1977 and we four were all twenties
in that Pittsburgh dining room: my first wife,
our actress friend who vaulted a path to Broadway,
the friend’s friend, and me. The friend’s friend
played guitar, read music, trained to par.
I was in thrall, and uttered “Joni Mitchell.”
The guitarist shot a geyser: She’s not
a musician! She doesn’t know how to play!

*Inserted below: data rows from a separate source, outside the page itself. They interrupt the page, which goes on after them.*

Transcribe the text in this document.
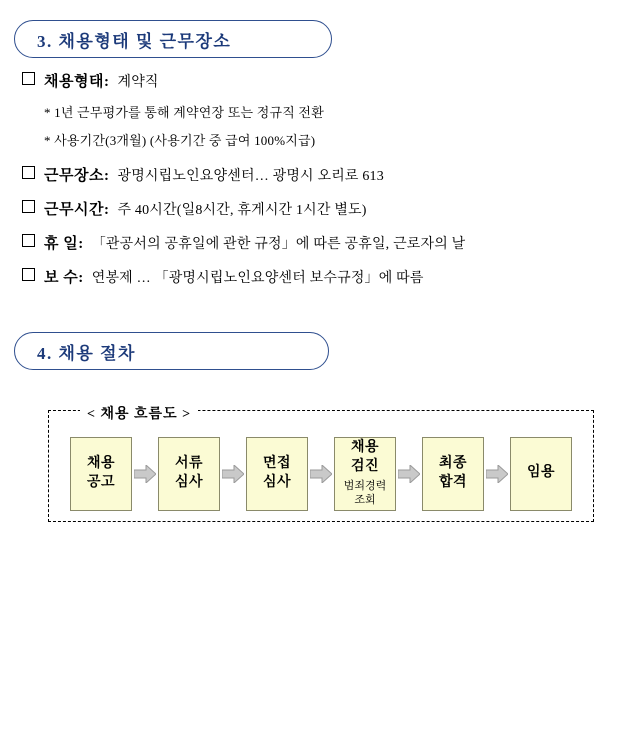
3. 채용형태 및 근무장소
채용형태: 계약직
* 1년 근무평가를 통해 계약연장 또는 정규직 전환
* 사용기간(3개월) (사용기간 중 급여 100%지급)
근무장소: 광명시립노인요양센터… 광명시 오리로 613
근무시간: 주 40시간(일8시간, 휴게시간 1시간 별도)
휴 일: 「관공서의 공휴일에 관한 규정」에 따른 공휴일, 근로자의 날
보 수: 연봉제 … 「광명시립노인요양센터 보수규정」에 따름
4. 채용 절차
< 채용 흐름도 >
채용
공고
서류
심사
면접
심사
채용
검진
범죄경력
조회
최종
합격
임용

I had no comeback to this abrupt rage,
her green-eyed effort not to yell out loud
at her grandmother’s dinner table.
My eyes shied. I drew back from the envy
embedded just below the surface of someone’s
everyday competence, ready to spring, claws out.
**
Trouble child. Her outburst soprano
arrowed at the exact blank I carried.
Why does it come as such a shock
to know you really have no one?
aimed right for that denuded space,
fringed in rags flapping fresh
with each failed crush, flunked
devotion.
I set the needle down
at those grooves again and again.
They didn’t stitch me together:
they pointed me to myself, a self-
confused lover lacking an other half.
But listen. Joni Mitchell
never sang directly to me.
Meaning this: she never let me down.
I never proclaimed that she was peak
when this or when that or when some other.
She didn’t paint a Starry Night twice.
**
They didn’t teach Elocution in college. They taught
Oral Interpretation: literature out loud, on your feet
with feeling. I was a theater student but it wasn’t acting,
this grandchild of nineteenth-century platform reading.
It was 1973. I craved the chance to set Mitchell’s “Blue”
as a jewel in my song-lyrics final project.
What did I really know
about acid booze and ass/needles guns and grass?
The rhyme described a landscape I feared,
though I could pronounce all her sounds. But at Blue,
I love you – my voice unhinged as I heard her stratosphere
in my head, the heart of it embedded in my throat.
I gave up to sobs as I practiced, alone.
So instead I read “The Last Time I Saw Richard,”
which itself almost collapsed me with
I’m going to blow this damn candle out.
Blow out your candles, Laura never raised a sigh with me,
despite Tennessee Williams’ private tears.
But damn candle, that slicing rhyme,
seized my breath. How I wanted to damn
things back then. Be sure, I still do.
**
What with stardust, golden, I thought Mitchell
was a born baby boomer like me. But no:
Italy surrendered to the Allies two months
before her first vocal performance,
live out of the womb.
She inched into the world
just ahead of m-m-my generation, nine years
after my mother’s debut as infant Dorothy Helen.
In Summer 2022 – through these waves
of singe, White rage-murder, drought, flood –
she gives her tobacco-smoke alto
to “Summertime.” She’s two years older
than my mother was when an attendant
discovered her, in a nursing home bed,
motionless.
Damn: in that Louis XIV chair
on the Newport stage, under that black beret,
back of those shades, she stuns
that Gershwin warhorse.
Maybe I’ll survive awhile to put my body up,
lay my cane down, uncage my voice too.